Monaco is most famous for hosting a round of the Formula 1 World Championship each year. The Monaco Grand Prix actually predates F1, having hosted races as early as 1929 in a country which has a long history of motorsport.
The GP race is incredibly popular. Drivers love pushing the limits of their cars and their own abilities as they race their cars at speeds of up to 180 MPH within millimetres of the barriers. Fans love seeing the car slide around the slippy street circuit and sponsors love the attention that it attracts to their brands.
Despite this, when you look at almost every objective measure, teams and drivers shouldn’t be racing at Monaco. So why does the F1 circus still roll up in Monte Carlo every year?
The Case for Not Racing in Monaco
For a circuit to be approved for Formula 1 racing, it needs to be approved by the sport’s governing body, the FIA. It operates a grading system for tracks, giving a circuit a number of between one and six.
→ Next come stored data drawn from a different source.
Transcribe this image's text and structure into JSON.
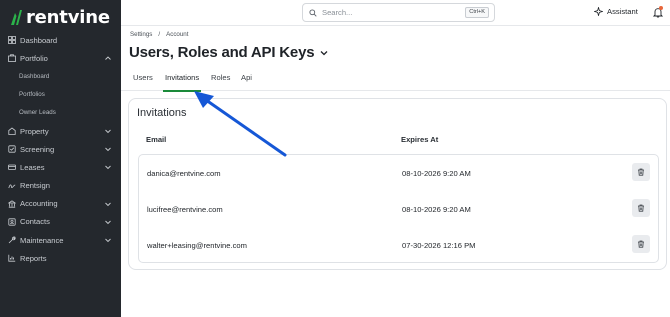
{
  "brand": {
    "name": "rentvine",
    "accent": "#1a8a3a"
  },
  "sidebar": {
    "items": [
      {
        "label": "Dashboard",
        "icon": "dashboard-icon",
        "chevron": false
      },
      {
        "label": "Portfolio",
        "icon": "portfolio-icon",
        "chevron": "up"
      },
      {
        "label": "Property",
        "icon": "property-icon",
        "chevron": "down"
      },
      {
        "label": "Screening",
        "icon": "screening-icon",
        "chevron": "down"
      },
      {
        "label": "Leases",
        "icon": "leases-icon",
        "chevron": "down"
      },
      {
        "label": "Rentsign",
        "icon": "rentsign-icon",
        "chevron": false
      },
      {
        "label": "Accounting",
        "icon": "accounting-icon",
        "chevron": "down"
      },
      {
        "label": "Contacts",
        "icon": "contacts-icon",
        "chevron": "down"
      },
      {
        "label": "Maintenance",
        "icon": "maintenance-icon",
        "chevron": "down"
      },
      {
        "label": "Reports",
        "icon": "reports-icon",
        "chevron": false
      }
    ],
    "portfolio_sub": [
      "Dashboard",
      "Portfolios",
      "Owner Leads"
    ]
  },
  "topbar": {
    "search_placeholder": "Search...",
    "shortcut": "Ctrl+K",
    "assistant_label": "Assistant"
  },
  "breadcrumb": {
    "first": "Settings",
    "separator": "/",
    "second": "Account"
  },
  "page": {
    "title": "Users, Roles and API Keys"
  },
  "tabs": [
    {
      "label": "Users",
      "active": false
    },
    {
      "label": "Invitations",
      "active": true
    },
    {
      "label": "Roles",
      "active": false
    },
    {
      "label": "Api",
      "active": false
    }
  ],
  "invitations": {
    "title": "Invitations",
    "columns": {
      "email": "Email",
      "expires": "Expires At"
    },
    "rows": [
      {
        "email": "danica@rentvine.com",
        "expires": "08-10-2026 9:20 AM"
      },
      {
        "email": "lucifree@rentvine.com",
        "expires": "08-10-2026 9:20 AM"
      },
      {
        "email": "walter+leasing@rentvine.com",
        "expires": "07-30-2026 12:16 PM"
      }
    ]
  },
  "annotation": {
    "arrow_color": "#1557d6"
  }
}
Only circuits that achieve grade 1 can be used for Formula 1, meaning it must meet or exceed a list of basic standards. These include minimum track width, length of start straight, ample run-off areas, quality medical facilities, and other safety features.
All new circuits added to the Formula 1 calendar in recent years, including COTA, the Sochi Autodrom, and Circuit Zandvoort, are all grade 1 approved. Yet, Monaco and several other circuits don’t always meet these requirements.
For example, Monaco is around 8-11 metres wide, while the FIA rules state a track should be 12 metres wide and 15 metres wide on the start straight.
Ignoring these objective factors, many hardcore race fans don’t like Monaco because it can create processional races with little overtaking.
The Case for Still Racing at Monaco
The slow speeds and lack of room to overtake can lead to boring races. With that being said, even a mundane slow-speed accident could result in a safety car that mixes up the pack and leads to an exciting race.
The circuit has produced some incredible races over the years, including the wet 1996 race where several of the race leaders and contenders including Schumacher and Hill retired and the crazy 2019 Grand Prix when Leclerc’s tyre exploded, and different tyre strategies mixed up the pack under the safety car.
The uniqueness of the Monaco track is what makes it exciting and is one of the key reasons why Grands Prix are still held there. Modern street circuits like Singapore and Baku do not have the same characteristics, with lots of forgiving runoff areas and much higher speeds.
Major upgrades to the circuit, including a redesigned, first corner, pit lane, and swimming pool complex all helped to improve safety and bring the track’s facilities into the 21st century.
Meanwhile, the use of TECPRO barriers instead of tyre walls around the edge of track help to absorb more energy in a crash, while tungsten coatings on runoff areas help cars to decelerate more during an accident.
Ultimately, there are subjective and objective arguments for both keeping and removing Monaco from the F1 calendar. The safety upgrades and relatively low speeds of large parts of the track help to manage the risks to an acceptable level, while the track’s heritage and prestige make it an attractive race to host each year.
Unless these factors change, we’re unlikely to see Monaco’s position on the F1 calendar at risk any time soon.